Biltong flatbread recipe

Biltong flatbread recipe

South Africans don’t need an excuse to have a braai. We love exploring new tastes and sensations and putting them together in exciting ways. Pot bread is a braai staple, but have you ever tried your hand at creating flat bread? This biltong flatbread recipe combines the crispy-on-the-outside, chewy-on-the-inside flatbread with the perfect snack known as biltong. Prepare it as a braai side dish for your guests, or as a snack for the rugby game.

Biltong flatbread tips

Naturally, South Africa produces the finest biltong of any country in the planet. The salty flavours go well with the light, crispy flat bread. Some garlic butter may be used to baste the loaves, but care must be taken not to burn the garlic. As a result of their quick cooking time, you may continue prepare them even after removing the meat from the braai. Serve them hot or at room temperature, sprinkled with chopped parsley.

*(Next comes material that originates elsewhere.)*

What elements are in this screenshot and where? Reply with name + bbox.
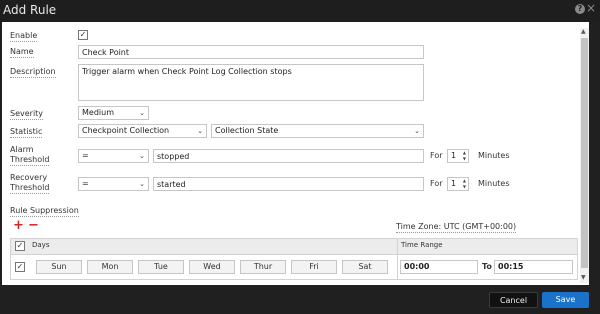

Do you need a quick and easy weekend braai appetiser or side dish? For the braai, try this biltong flatbread, which is crispy, soft, and filled with biltong!

Biltong flatbread recipe

Biltong flatbread recipe

Recipe by Irene Muller

Course: Sides

Cuisine: South African

Difficulty: Easy

Servings: 

Prep time: 30 minutes

Cooking time: 2 minutes

Total time: 32 minutes

Ingredients

  • 1 cup water

  • 400ml white bread flour

  • 1 sachet KNORR Bacon and Onion Flavour Potato Bake

  • 10 packet packet instant yeast

  • 100g biltong, sliced and roughly broken up

  • 100g flour for dusting

Method

  • In a bowl, mix together the flour, yeast, KNORR Bacon and Onion flavour Potato Bake sachet contents and water to form a soft dough.
  • Knead by hand for about 15 minutes or knead in a stand-mixer with hook attachment for 5 minutes.
  • Place the dough in a clean bowl and leave it in a warm place to double in size.
  • Once risen, knock back and add the biltong.
  • Divide the mixture into 8 portions.
  • Dust the surface lightly with flour, and using a rolling pin, roll each portion of dough into small, flat rounds about 15 cm in diameter.
  • Dust off excess flour and place on braai for about 1 minute. Turn and cook the other side.